Le décret n° 2003-1010 est applicable à tous les établissements et services sociaux et médico-sociaux, dont ceux mentionnés au 4° du I de l'article L. 312-1 du CASF, à l'exclusion des foyers de jeunes travailleurs et des établissements et services gérés directement par la direction de la protection judiciaire de la jeunesse (cf. art. 1er). Les lieux de vie et d'accueil et les personnes physiques concourant à la mission de protection judiciaire de la jeunesse sont également exclus du champ d'application du décret.
Les dispositions du 4° du I de l'article L. 312-1 du CASF, qui ne visent que les établissements et les services exerçant des " mesures éducatives ", ne permettent pas de considérer que les services qui mettent en œuvre des mesures d'investigation ordonnées par une autorité judiciaire constituent des services sociaux et médico-sociaux régis par le Titre 1er du Livre 3e du CASF. Les services d'investigation ne figurent donc pas dans le champ d'application du décret n° 2003-1010 et la tarification de leurs prestations reste régie par l'article 800 du code de procédure pénale, le décret n° 59-1095 du 21 septembre 1959 (1), l'arrêté du 30 janvier 1960 (Investigation et orientation éducative, IOE) (2) et l'arrêté du 25 août 1992 (3) (enquêtes sociales, ES). Pour la campagne budgétaire 2004 des services ou activités d'investigation, vous vous reporterez aux instructions figurant au point n° 7 de la présente circulaire.
La loi n° 2002-2 du 2 janvier 2002 n'a pas modifié les compétences respectives de l'Etat et des conseils généraux en matière de tarification des établissements et services sociaux et médico-sociaux (cf. articles L. 314-1 III a et b CASF). Le décret n° 2003-1010, notamment ses articles 20 (1° et 3° du I), 106 (IV), 127 et 128, tient compte de cette répartition.
La mise en œuvre du décret n° 2003-1010 doit être l'occasion de vous assurer que votre direction est pleinement associée aux opérations de tarification d'équipements placés sous l'autorité conjointe de l'Etat et du président du conseil général. Je vous rappelle qu'il s'agit de tous les établissements et services auxquels est confiée directement par l'autorité judiciaire l'exécution de mesures éducatives ordonnées en application des législations relatives à l'enfance délinquante ou à l'assistance éducative. Par ailleurs, même, si la rédaction des articles L. 312-1 (I 4°) et L. 314-1 (III a et b) ne le précise pas, il convient de souligner que, conformément à l'article 45 de la loi n° 83-663 22 juillet 1983 (toujours en vigueur), n'entrent dans le champ d'application de la tarification conjointe que les équipements dont le concours à la protection judiciaire de la jeunesse revêt un caractère habituel.
L'observation de cette dernière condition étant susceptible de varier dans le temps, il vous appartient de veiller, en liaison avec les magistrats prescripteurs et les conseils généraux financeurs, à l'actualisation permanente de la liste des établissements et services auxquels l'autorité judiciaire confie directement et habituellement des mineurs.
Enfin, le décret n° 2003-1010 est sans incidence sur le régime de tarification et de financement des personnes physiques concourant à la protection judiciaire de la jeunesse. Ainsi, les tiers dignes de confiance sollicités ponctuellement par l'autorité judiciaire pour la prise en charge de jeunes au titre de l'ordonnance du 2 février 1945, continueront à bénéficier d'une indemnité journalière pour la prise en charge de chaque jeune. Cette indemnité, destinée à l'entretien du jeune placé, est à moduler en fonction des dépenses réellement engagées pour effectuer la prestation attendue. Son montant, fixé par convention individuelle pour la durée du placement ne saurait excéder la somme de 25,60 euros par jour.
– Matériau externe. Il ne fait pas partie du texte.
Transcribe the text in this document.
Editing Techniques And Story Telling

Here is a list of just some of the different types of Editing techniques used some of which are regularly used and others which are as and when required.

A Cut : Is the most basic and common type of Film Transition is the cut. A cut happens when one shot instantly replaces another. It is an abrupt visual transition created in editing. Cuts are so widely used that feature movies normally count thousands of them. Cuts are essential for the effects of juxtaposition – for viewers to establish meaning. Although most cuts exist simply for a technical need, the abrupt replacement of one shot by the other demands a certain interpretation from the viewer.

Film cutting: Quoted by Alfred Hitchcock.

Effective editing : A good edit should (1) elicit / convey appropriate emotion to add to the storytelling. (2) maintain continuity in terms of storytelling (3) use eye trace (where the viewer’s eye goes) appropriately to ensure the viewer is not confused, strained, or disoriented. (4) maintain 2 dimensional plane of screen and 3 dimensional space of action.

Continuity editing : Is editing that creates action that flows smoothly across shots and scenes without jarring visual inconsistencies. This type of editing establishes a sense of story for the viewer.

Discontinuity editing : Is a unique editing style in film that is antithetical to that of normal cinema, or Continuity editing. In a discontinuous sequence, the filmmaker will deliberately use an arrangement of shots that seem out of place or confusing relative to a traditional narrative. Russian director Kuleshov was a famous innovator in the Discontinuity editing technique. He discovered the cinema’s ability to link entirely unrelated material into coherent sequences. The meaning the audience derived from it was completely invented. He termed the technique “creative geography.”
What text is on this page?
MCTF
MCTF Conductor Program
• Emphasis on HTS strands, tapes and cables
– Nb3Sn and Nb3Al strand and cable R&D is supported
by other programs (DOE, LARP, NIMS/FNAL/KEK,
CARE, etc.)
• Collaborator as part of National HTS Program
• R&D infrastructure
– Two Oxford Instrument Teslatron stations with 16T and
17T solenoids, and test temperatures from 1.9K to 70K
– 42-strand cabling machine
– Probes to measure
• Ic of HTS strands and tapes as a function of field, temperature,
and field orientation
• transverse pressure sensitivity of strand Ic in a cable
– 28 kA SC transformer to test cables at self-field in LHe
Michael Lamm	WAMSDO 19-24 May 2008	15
II. - LES MODES DE TARIFICATION PAR TYPE DE PRESTATION

Les articles 127 et 128 du décret n° 2003-1010 indiquent qu'un arrêté du ministre de la justice fixera les modes de tarification applicables à chaque type de prestation. Cet arrêté est en cours de publication et reprendra les modalités de tarification précédemment en vigueur :

1° Les prestations d'action éducative en hébergement, en milieu ouvert ou en placement familial restent tarifées sous la forme d'un prix de journée ;

2° Les prestations d'exécution des mesures ou des activités d'aide ou de réparation restent tarifées sous la forme d'un tarif forfaitaire par mesure.

Les prix de journée sont calculés conformément aux dispositions de l'article 114. Les modes de calcul des tarifs forfaitaires par mesure sont rappelés au II de l'article 127.
La dotation globale de financement ne constitue pas un mode de tarification applicable aux établissements et services concourant à la protection judiciaire de la jeunesse, ni à ceux concourant à la protection administrative des mineurs (selon le I de l'article 106 du décret, ces derniers sont tarifés sous la forme d'un prix de journée).
La dotation globale de financement doit toutefois être distinguée de la dotation globalisée prévue à l'article 116 du décret n° 2003-1010 qui constitue une modalité de paiement du prix de journée. Les prix de journée peuvent en effet être versés sous forme de dotation globalisée pour les établissements et services concourant à la protection judiciaire de la jeunesse, tant en tarification conjointe (art. 127 - V), qu'en tarification exclusive (art. 128 - I), à condition toutefois qu'une convention ait été conclue conformément aux dispositions des articles 116 à 118 du décret.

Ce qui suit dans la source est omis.